Disclaimer: Neither Fruits Basket nor the Fruits Basket characters are mine. They are the property of Natsuki Takaya.

Author's Notes: However the plot of this story is mine and may or may not have any bearing on the manga. I have read through Volume 8. As far as I am concerned, Akito is still a guy, rumors to the contrary do not figure in my way of thinking.

The plot is a figment of my fevered imagination and I take all credit for it be it for good or ill. Please read my Prologue and let me know what you think.

So Far Away

I love you but you are so far away. I see you each day. Your smile, your laughter, they brighten my world but my fantasy is so far away. I love you but my love I will not confess because they love you and need you more. In my dreams I love you so, but in reality you are so far away.

Each of us has lost someone dear to us, though the reasons may be different. Your mother is gone and mine chose to forget. These are our memories and each is considered precious, not to be denied. We cherish the happy ones and the sad ones. We are alike in so many ways, but when all is said and done, you are still so far away.

If by chance they should fall in love with someone new, is there a chance you might love me too? Can I be more than that cute little kid, the picture of innocence and youth? We share our laughter and we share our tears, but could you ever see me as being in love with you? We walk together and we talk together but you are so far away.

You are the one who brightens our days. You bring happiness into our lives, accepting each of us for who we are. Even though I may grow taller, I will still always be that person that loves you. Will you ever see me as more than a boy, will you ever smile at me as woman smiles at a man or will you always be so far away?

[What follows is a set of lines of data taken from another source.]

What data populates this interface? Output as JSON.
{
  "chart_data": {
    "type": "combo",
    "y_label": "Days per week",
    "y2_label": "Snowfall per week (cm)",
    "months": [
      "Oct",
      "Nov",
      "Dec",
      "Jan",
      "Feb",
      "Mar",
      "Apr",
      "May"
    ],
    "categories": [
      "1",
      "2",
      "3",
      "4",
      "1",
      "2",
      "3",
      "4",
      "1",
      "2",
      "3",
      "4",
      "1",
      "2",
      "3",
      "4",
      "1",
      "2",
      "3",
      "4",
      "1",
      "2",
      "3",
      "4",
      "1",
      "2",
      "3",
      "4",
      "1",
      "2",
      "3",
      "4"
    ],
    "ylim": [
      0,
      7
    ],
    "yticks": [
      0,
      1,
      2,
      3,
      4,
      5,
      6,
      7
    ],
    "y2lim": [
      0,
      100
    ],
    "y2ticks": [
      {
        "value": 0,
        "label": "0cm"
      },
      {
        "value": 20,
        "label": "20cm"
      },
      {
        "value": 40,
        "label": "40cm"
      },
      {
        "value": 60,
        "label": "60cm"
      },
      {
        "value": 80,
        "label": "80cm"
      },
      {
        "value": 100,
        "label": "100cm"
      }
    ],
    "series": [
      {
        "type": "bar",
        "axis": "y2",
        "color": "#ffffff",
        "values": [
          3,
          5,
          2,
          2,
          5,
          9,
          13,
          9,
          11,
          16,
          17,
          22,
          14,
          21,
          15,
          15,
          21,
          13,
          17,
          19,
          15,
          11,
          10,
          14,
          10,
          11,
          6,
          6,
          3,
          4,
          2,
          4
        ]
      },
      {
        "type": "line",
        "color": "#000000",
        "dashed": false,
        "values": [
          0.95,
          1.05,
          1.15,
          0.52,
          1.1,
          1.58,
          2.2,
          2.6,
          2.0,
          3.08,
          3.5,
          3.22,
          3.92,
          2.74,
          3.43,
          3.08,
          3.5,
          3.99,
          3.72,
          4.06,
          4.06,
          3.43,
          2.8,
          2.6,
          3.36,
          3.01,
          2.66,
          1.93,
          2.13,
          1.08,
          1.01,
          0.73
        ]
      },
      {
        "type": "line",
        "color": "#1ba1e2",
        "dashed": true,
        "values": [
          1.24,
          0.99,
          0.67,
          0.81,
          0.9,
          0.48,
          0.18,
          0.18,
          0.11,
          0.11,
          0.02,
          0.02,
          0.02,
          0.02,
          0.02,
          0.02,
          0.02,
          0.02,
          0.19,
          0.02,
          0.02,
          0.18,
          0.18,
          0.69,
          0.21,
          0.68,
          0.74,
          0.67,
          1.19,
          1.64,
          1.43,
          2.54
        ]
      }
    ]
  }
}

I love to hear your voice and see your smile. I love the way you like to make others happy, I like to make them happy too. I can be with you at any time, but I am so far away. We are close friends and share so many memories, but you are so far away.

Is it wrong for me to wish some things were different, that you might love me too? I try so hard to accept what we have, but it is so far away from what I want of you. I will cherish what we do have together, but if by chance things do someday change, I won't miss my chance to love you and make you mine.

I love you but I can't tell you because they love you too. Because they love you and need you more, I will be happy just to be your friend, to be nearby, but still so far away.

Momiji Sohma tucked the journal back into his backpack and smiled tenderly. He had written that ten years ago and his feelings had not changed at all. Yuki and Kyo had taken Tohru's words to heart and found someone new to love and share their lives with. Momiji had tried but had not succeeded. I wonder where she might be now, it seems just yesterday she was smiling at us and teaching us what it meant to have someone understand us, understand our curse, and still accept us.